Where I will absolutely give your argument credit: for AI outside of LLMs (think genAI, text2img, text2vid, img2img, img2vid, text2audio, etc), Nvidia just works while Strix Halo just doesn't. For ComfyUI workloads, I'm still strictly using my 4080. Those aren't really very important to me, though.

Also, as a final note, Strix Halo's theoretical MBW is 256 GB/s, I routinely see ~220 GB/s real world, not 200 GB/s. Small difference when comparing to GDDR7 on a 512 bit bus, but point stands.

Comment by snvzz 11 hours ago

Is the GUI still unable to connect to an instance of lm-studio running elsewhere?

Comment by huydotnet 22 hours ago

I was hoping for the /v1/messages endpoint to use with Claude Code without any extra proxies :(

Comment by anonym29 21 hours ago

This is a breeze to do with llama.cpp, which has had Anthropic responses API support for over a month now.

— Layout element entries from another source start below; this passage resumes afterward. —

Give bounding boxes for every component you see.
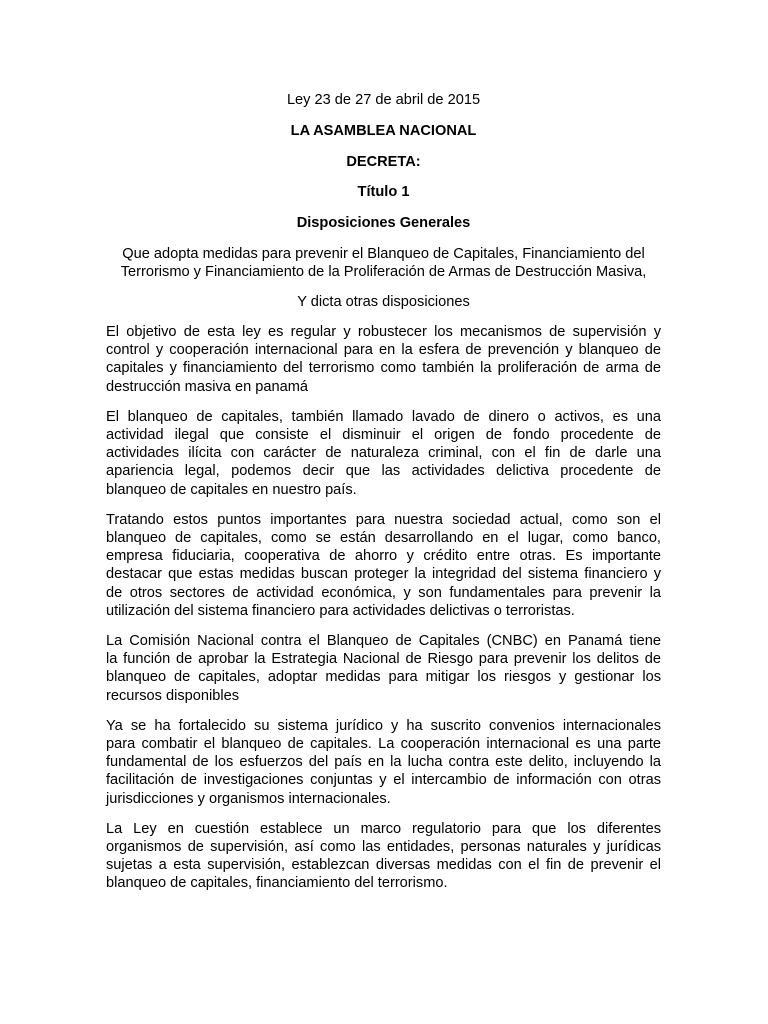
dictates-statement: Y dicta otras disposiciones (297, 294, 470, 310)
paragraph-line: utilización del sistema financiero para actividades delictivas o terroristas. (106, 602, 575, 619)
paragraph-line: blanqueo de capitales, financiamiento del terrorismo. (106, 875, 448, 892)
paragraph-line: empresa fiduciaria, cooperativa de ahorro y crédito entre otras. Es importante (106, 548, 661, 565)
paragraph-cooperation (106, 717, 661, 808)
paragraph-line: capitales y financiamiento del terrorismo como también la proliferación de arma de (106, 360, 661, 377)
paragraph-line: recursos disponibles (106, 687, 240, 704)
paragraph-line: organismos de supervisión, así como las entidades, personas naturales y jurídicas (106, 839, 661, 856)
title-name: Disposiciones Generales (296, 215, 471, 231)
paragraph-line: blanqueo de capitales, como se están desarrollando en el lugar, como banco, (106, 530, 661, 547)
paragraph-objective (106, 323, 661, 396)
paragraph-line: blanqueo de capitales en nuestro país. (106, 481, 357, 498)
paragraph-line: sujetas a esta supervisión, establezcan diversas medidas con el fin de prevenir el (106, 857, 661, 874)
decree-heading: DECRETA: (346, 154, 421, 170)
paragraph-regulatory-framework (106, 820, 661, 893)
paragraph-line: para combatir el blanqueo de capitales. La cooperación internacional es una parte (106, 736, 661, 753)
adopts-line: Que adopta medidas para prevenir el Blanqueo de Capitales, Financiamiento del (122, 246, 645, 262)
paragraph-line: La Comisión Nacional contra el Blanqueo de Capitales (CNBC) en Panamá tiene (106, 633, 661, 650)
paragraph-line: blanqueo de capitales, adoptar medidas para mitigar los riesgos y gestionar los (106, 669, 661, 686)
paragraph-line: de otros sectores de actividad económica, y son fundamentales para prevenir la (106, 584, 661, 601)
adopts-line: Terrorismo y Financiamiento de la Proliferación de Armas de Destrucción Masiva, (120, 264, 647, 280)
paragraph-line: El blanqueo de capitales, también llamado lavado de dinero o activos, es una (106, 408, 661, 425)
paragraph-line: jurisdicciones y organismos internacionales. (106, 790, 391, 807)
assembly-heading: LA ASAMBLEA NACIONAL (290, 123, 477, 139)
paragraph-line: La Ley en cuestión establece un marco regulatorio para que los diferentes (106, 820, 661, 837)
paragraph-line: actividad ilegal que consiste el disminuir el origen de fondo procedente de (106, 427, 661, 444)
paragraph-commission (106, 632, 661, 705)
paragraph-line: la función de aprobar la Estrategia Nacional de Riesgo para prevenir los delitos de (106, 651, 661, 668)
document-page (106, 88, 661, 893)
paragraph-line: destrucción masiva en panamá (106, 378, 308, 395)
paragraph-money-laundering (106, 408, 661, 499)
title-number: Título 1 (357, 184, 410, 200)
law-reference: Ley 23 de 27 de abril de 2015 (286, 92, 481, 108)
paragraph-line: control y cooperación internacional para en la esfera de prevención y blanqueo de (106, 342, 661, 359)
paragraph-line: actividades ilícita con carácter de naturaleza criminal, con el fin de darle una (106, 445, 661, 462)
paragraph-line: fundamental de los esfuerzos del país en la lucha contra este delito, incluyendo la (106, 754, 661, 771)
paragraph-line: destacar que estas medidas buscan proteger la integridad del sistema financiero y (106, 566, 661, 583)
paragraph-line: Tratando estos puntos importantes para nuestra sociedad actual, como son el (106, 511, 661, 528)
adopts-statement (106, 245, 661, 281)
paragraph-line: El objetivo de esta ley es regular y robustecer los mecanismos de supervisión y (106, 324, 661, 340)
paragraph-line: Ya se ha fortalecido su sistema jurídico y ha suscrito convenios internacionales (106, 717, 661, 734)
paragraph-line: facilitación de investigaciones conjuntas y el intercambio de información con otras (106, 772, 661, 789)
paragraph-importance (106, 511, 661, 620)
paragraph-line: apariencia legal, podemos decir que las actividades delictiva procedente de (106, 463, 661, 480)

On your inference machine:

  you@yourbox:~/Downloads/llama.cpp/bin$ ./llama-server -m <path/to/your/model.gguf> --alias <your-alias> --jinja --ctx-size 32768 --host 0.0.0.0 --port 8080 -fa on
Obviously, feel free to change your port, context size, flash attention, other params, etc.

Then, on the system you're running Claude Code on:

  export ANTHROPIC_BASE_URL=http://<ip-of-your-inference-system>:<port>
  export ANTHROPIC_AUTH_TOKEN="whatever"
  export CLAUDE_CODE_DISABLE_NONESSENTIAL_TRAFFIC=1
  claude --model <your-alias> [optionally: --system "your system prompt here"]
Note that the auth token can be whatever value you want, but it does need to be set, otherwise a fresh CC install will still prompt you to login / auth with Anthropic or Vertex/Azure/whatever.

Comment by huydotnet 21 hours ago

yup, I've been using llama.cpp for that on my PC, but on my Mac I found some cases where MLX models work best. haven't tried MLX with llama.cpp, so not sure how that will work out (or if it's even supported yet).